Remember the iconic movie “Animal House?”
The movie, set in 1962, included a scene where “Dean Wormer” read a list of offenses committed by Delta House. That list included dumping a truckload of fizzies into a swimming pool during a swim meet. I watched that movie, but I didn’t remember that particular incident.
I don’t know what got me thinking about “fizzies” this week, but it also got me thinking about other fads of the 1950s. The list is long and I’m sure you’ll remember many, even if you’re from a much younger generation.
Among things we got from the 1950s are the hula hoop, Mr. Potato, ant farms, car hops, Pez, Poodle skirts and saddle shoes, and the boomerang.
Young folks also thought it was great fun to see how many of them could jam into a phone booth.
There was one more fad from the 1950s that got a young college freshman into some trouble. That fad was the “panty” raid where young college men would storm a female dormitory, burst into a room and steal the undergarments of an unsuspecting young coed.
I took part in one such raid in the early ‘60s. My buddy, Bob, and I sort of “teamed” up together when a dozen or so students, after several days’ planning, sneaked into a dorm and began bursting through doors. We noticed that everyone had gone past one particular door and we couldn’t understand why.
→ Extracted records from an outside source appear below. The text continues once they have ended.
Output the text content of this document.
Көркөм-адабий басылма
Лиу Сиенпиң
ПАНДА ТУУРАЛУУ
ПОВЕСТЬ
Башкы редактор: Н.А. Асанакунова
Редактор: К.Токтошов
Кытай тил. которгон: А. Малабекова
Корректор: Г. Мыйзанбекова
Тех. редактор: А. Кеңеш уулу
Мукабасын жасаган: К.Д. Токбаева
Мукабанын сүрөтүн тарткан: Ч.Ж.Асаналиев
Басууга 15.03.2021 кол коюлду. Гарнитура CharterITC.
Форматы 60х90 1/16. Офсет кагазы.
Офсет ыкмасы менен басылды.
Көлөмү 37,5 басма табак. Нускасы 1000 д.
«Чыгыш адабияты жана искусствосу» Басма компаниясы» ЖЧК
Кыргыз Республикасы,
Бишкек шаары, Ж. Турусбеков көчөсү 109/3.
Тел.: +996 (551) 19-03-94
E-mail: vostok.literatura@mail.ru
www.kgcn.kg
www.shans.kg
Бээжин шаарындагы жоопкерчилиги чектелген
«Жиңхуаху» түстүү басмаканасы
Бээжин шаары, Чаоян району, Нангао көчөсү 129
Looking at each other, as if to give courage to the other, we nodded and burst into the room.
Standing there, arms folded and looking mean as a mother bear protecting her young, stood the college’s Dean of Women. I’d never seen such a look on Miss Bridley’s face. It filled me with fear.
We left as quickly as we’d entered, hoping (in vain it turned out) that we hadn’t loitered long enough for her to remember our faces. That was the one and only such raid in which I participated. I was very happy that there were no dire consequences given my buddy nor I – perhaps the fact that he was president of Men’s Student Government protected us both.
I had lots of time to think about the trouble I could have found, though.
There were lots of fads in the ‘50s, Fizzies, I guess were some of the less dangerous.